Norton’s portrayal of the white collar insomniac is captivating with his witty one-liners and serious inner monologues. He is the backbone of the story. Matt Damon was previously considered for the role of ‘Jack’, however I feel this wouldn’t have worked. Norton gives the feeling of distance between himself and the real world, something I feel a main stream actor such as Damon may not have brought to the role.
Norton however, is eclipsed by Pitt’s performance. The enigmatic Tyler Durden has the confidence and ideas that many men would love to have; spouting speeches which contain a great amount of inspiration and truth. He is the man that women love to hate (especially his on-off lover Marla) and fashion sense that wouldn’t be envied by anyone. Durdens crazy ideas draw you into the film, shocking and thrilling the whole way through.
With the added presence of Carter as the attention seeking, neurotic Marla creates the perfect cast. Together, they bounce off of each other with such ease that the story simply forms around them.

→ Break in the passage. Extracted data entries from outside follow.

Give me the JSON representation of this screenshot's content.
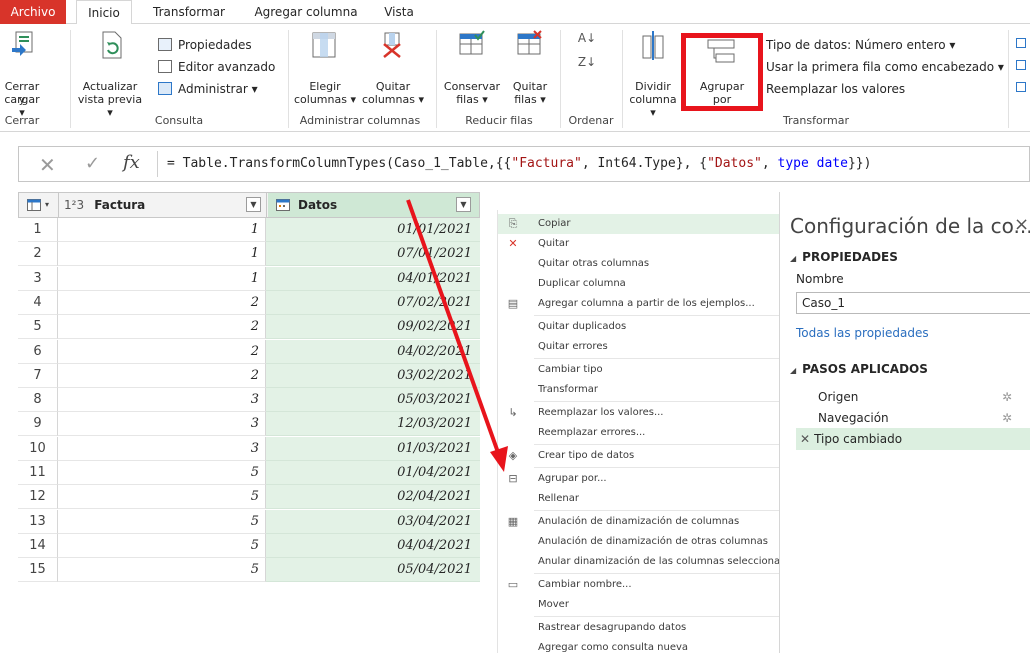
{
  "menu": {
    "tabs": [
      {
        "label": "Archivo"
      },
      {
        "label": "Inicio"
      },
      {
        "label": "Transformar"
      },
      {
        "label": "Agregar columna"
      },
      {
        "label": "Vista"
      }
    ]
  },
  "ribbon": {
    "cerrar": {
      "btn": "Cerrar y",
      "btn2": "cargar ▾",
      "group": "Cerrar"
    },
    "consulta": {
      "actualizar": "Actualizar",
      "actualizar2": "vista previa ▾",
      "propiedades": "Propiedades",
      "editor": "Editor avanzado",
      "administrar": "Administrar ▾",
      "group": "Consulta"
    },
    "columnas": {
      "elegir": "Elegir",
      "elegir2": "columnas ▾",
      "quitar": "Quitar",
      "quitar2": "columnas ▾",
      "group": "Administrar columnas"
    },
    "filas": {
      "conservar": "Conservar",
      "conservar2": "filas ▾",
      "quitar": "Quitar",
      "quitar2": "filas ▾",
      "group": "Reducir filas"
    },
    "ordenar": {
      "group": "Ordenar"
    },
    "transformar": {
      "dividir": "Dividir",
      "dividir2": "columna ▾",
      "agrupar": "Agrupar",
      "agrupar2": "por",
      "tipo": "Tipo de datos: Número entero ▾",
      "primera": "Usar la primera fila como encabezado ▾",
      "reemplazar": "Reemplazar los valores",
      "group": "Transformar"
    }
  },
  "formula": {
    "prefix": "= Table.TransformColumnTypes(Caso_1_Table,{{",
    "s1": "\"Factura\"",
    "mid1": ", Int64.Type}, {",
    "s2": "\"Datos\"",
    "mid2": ", ",
    "kw": "type date",
    "suffix": "}})"
  },
  "grid": {
    "columns": {
      "factura": "Factura",
      "datos": "Datos",
      "factura_type": "1²3"
    },
    "rows": [
      {
        "n": "1",
        "factura": "1",
        "datos": "01/01/2021"
      },
      {
        "n": "2",
        "factura": "1",
        "datos": "07/01/2021"
      },
      {
        "n": "3",
        "factura": "1",
        "datos": "04/01/2021"
      },
      {
        "n": "4",
        "factura": "2",
        "datos": "07/02/2021"
      },
      {
        "n": "5",
        "factura": "2",
        "datos": "09/02/2021"
      },
      {
        "n": "6",
        "factura": "2",
        "datos": "04/02/2021"
      },
      {
        "n": "7",
        "factura": "2",
        "datos": "03/02/2021"
      },
      {
        "n": "8",
        "factura": "3",
        "datos": "05/03/2021"
      },
      {
        "n": "9",
        "factura": "3",
        "datos": "12/03/2021"
      },
      {
        "n": "10",
        "factura": "3",
        "datos": "01/03/2021"
      },
      {
        "n": "11",
        "factura": "5",
        "datos": "01/04/2021"
      },
      {
        "n": "12",
        "factura": "5",
        "datos": "02/04/2021"
      },
      {
        "n": "13",
        "factura": "5",
        "datos": "03/04/2021"
      },
      {
        "n": "14",
        "factura": "5",
        "datos": "04/04/2021"
      },
      {
        "n": "15",
        "factura": "5",
        "datos": "05/04/2021"
      }
    ]
  },
  "context_menu": {
    "items": [
      {
        "label": "Copiar",
        "icon": "copy-icon"
      },
      {
        "label": "Quitar",
        "icon": "remove-icon"
      },
      {
        "label": "Quitar otras columnas",
        "icon": ""
      },
      {
        "label": "Duplicar columna",
        "icon": ""
      },
      {
        "label": "Agregar columna a partir de los ejemplos...",
        "icon": "add-column-icon"
      },
      {
        "label": "Quitar duplicados",
        "icon": ""
      },
      {
        "label": "Quitar errores",
        "icon": ""
      },
      {
        "label": "Cambiar tipo",
        "icon": ""
      },
      {
        "label": "Transformar",
        "icon": ""
      },
      {
        "label": "Reemplazar los valores...",
        "icon": "replace-icon"
      },
      {
        "label": "Reemplazar errores...",
        "icon": ""
      },
      {
        "label": "Crear tipo de datos",
        "icon": "data-type-icon"
      },
      {
        "label": "Agrupar por...",
        "icon": "group-by-icon"
      },
      {
        "label": "Rellenar",
        "icon": ""
      },
      {
        "label": "Anulación de dinamización de columnas",
        "icon": "unpivot-icon"
      },
      {
        "label": "Anulación de dinamización de otras columnas",
        "icon": ""
      },
      {
        "label": "Anular dinamización de las columnas seleccionadas ú",
        "icon": ""
      },
      {
        "label": "Cambiar nombre...",
        "icon": "rename-icon"
      },
      {
        "label": "Mover",
        "icon": ""
      },
      {
        "label": "Rastrear desagrupando datos",
        "icon": ""
      },
      {
        "label": "Agregar como consulta nueva",
        "icon": ""
      }
    ]
  },
  "config": {
    "title": "Configuración de la co...",
    "close": "×",
    "props_section": "PROPIEDADES",
    "name_label": "Nombre",
    "name_value": "Caso_1",
    "all_props": "Todas las propiedades",
    "steps_section": "PASOS APLICADOS",
    "steps": [
      {
        "label": "Origen",
        "gear": true
      },
      {
        "label": "Navegación",
        "gear": true
      },
      {
        "label": "Tipo cambiado",
        "gear": false
      }
    ]
  },
  "colors": {
    "archivo": "#d8342a",
    "highlight": "#e8141c",
    "datos_column": "#e3f2e6",
    "link": "#2a6ebf"
  }
}
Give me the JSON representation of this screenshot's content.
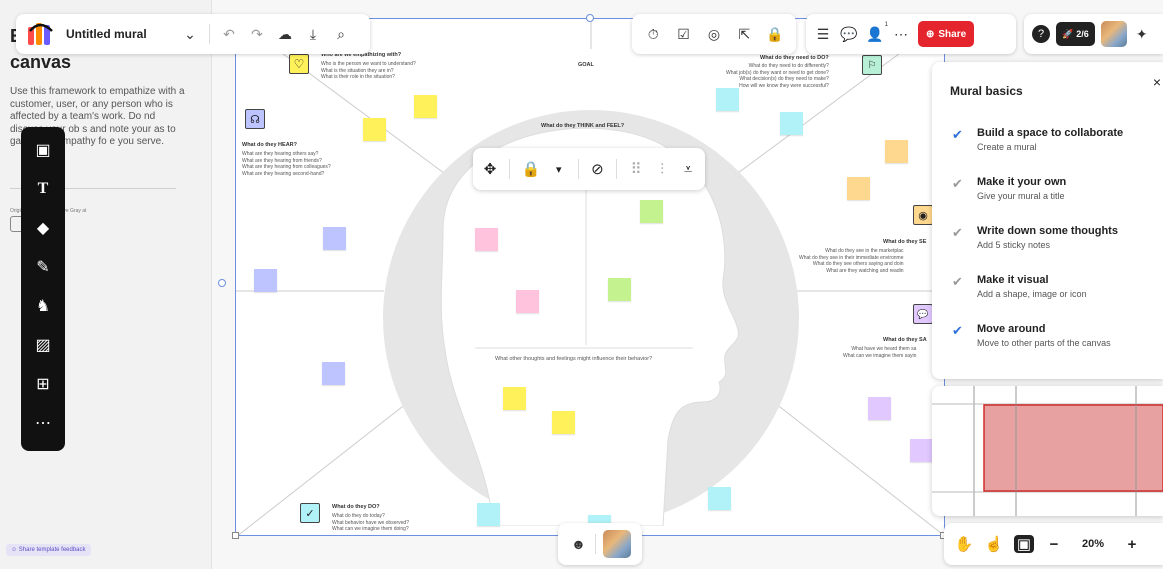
{
  "left_panel": {
    "title_visible": "E",
    "title_line2": "canvas",
    "description": "Use this framework to empathize with a customer, user, or any person who is affected by a team's work. Do   nd discuss your ob   s and note your as   to gain more empathy fo   e you serve.",
    "credit": "Originally created by Dave Gray at",
    "feedback": "Share template feedback"
  },
  "top_left_bar": {
    "mural_title": "Untitled mural"
  },
  "top_right_bar": {
    "share_label": "Share",
    "collaborator_count": "1"
  },
  "top_far_bar": {
    "progress_label": "2/6"
  },
  "board": {
    "empathize_label": "Who are we empathizing with?",
    "empathize_q": "Who is the person we want to understand?\nWhat is the situation they are in?\nWhat is their role in the situation?",
    "goal_label": "GOAL",
    "need_do_label": "What do they need to DO?",
    "need_do_q": "What do they need to do differently?\nWhat job(s) do they want or need to get done?\nWhat decision(s) do they need to make?\nHow will we know they were successful?",
    "hear_label": "What do they HEAR?",
    "hear_q": "What are they hearing others say?\nWhat are they hearing from friends?\nWhat are they hearing from colleagues?\nWhat are they hearing second-hand?",
    "think_label": "What do they THINK and FEEL?",
    "see_label": "What do they SE",
    "see_q": "What do they see in the marketplac\nWhat do they see in their immediate environme\nWhat do they see others saying and doin\nWhat are they watching and readin",
    "say_label": "What do they SA",
    "say_q": "What have we heard them sa\nWhat can we imagine them sayin",
    "other_thoughts": "What other thoughts and feelings might influence their behavior?",
    "do_label": "What do they DO?",
    "do_q": "What do they do today?\nWhat behavior have we observed?\nWhat can we imagine them doing?"
  },
  "basics": {
    "title": "Mural basics",
    "close": "×",
    "steps": [
      {
        "title": "Build a space to collaborate",
        "sub": "Create a mural",
        "done": true
      },
      {
        "title": "Make it your own",
        "sub": "Give your mural a title",
        "done": false
      },
      {
        "title": "Write down some thoughts",
        "sub": "Add 5 sticky notes",
        "done": false
      },
      {
        "title": "Make it visual",
        "sub": "Add a shape, image or icon",
        "done": false
      },
      {
        "title": "Move around",
        "sub": "Move to other parts of the canvas",
        "done": true
      }
    ]
  },
  "zoom": {
    "value": "20%",
    "minus": "−",
    "plus": "+"
  },
  "colors": {
    "accent_blue": "#2f6fdb",
    "share_red": "#e5252d",
    "sticky_yellow": "#fff159",
    "sticky_pink": "#ffc3de",
    "sticky_green": "#c4f28e",
    "sticky_blue": "#bdc4ff",
    "sticky_cyan": "#b0f2f7",
    "sticky_orange": "#ffd88f",
    "sticky_purple": "#e1c8ff"
  }
}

Filmed mostly at night, shadowy sets and dark lighting cast a grimy shadow across the film showing the dystopian world that our characters live in. The dark colours of the Fight Club locations show the dark underbelly of the world where illegal activities happen at the pleasure of those involved. The unusual way the film is put together, such as seeing the shaking film reel, as well as many single frame shots, gives the film an original feeling; something that would only work within the context of this film. Coupled with realistic looking blood and close ups of those injured it is enough to put people off fighting for life. With every skull smash and blood splatter paired with realistic sound effects for those involved it is a way of life, a way of regaining their masculinity in an emasculated world.
Fincher’s ability to turn a film about grungy underground mayhem into a witty and clever cult film is amazing. The story is fantastic, with surprise twists along the way drawing us into the mayhem of Tyler and ‘Jacks’ lives. A thoroughly original film, brilliantly put together with a fantastic cast pulling the whole thing together. It definitely deserves a five star and must head the list of must see films!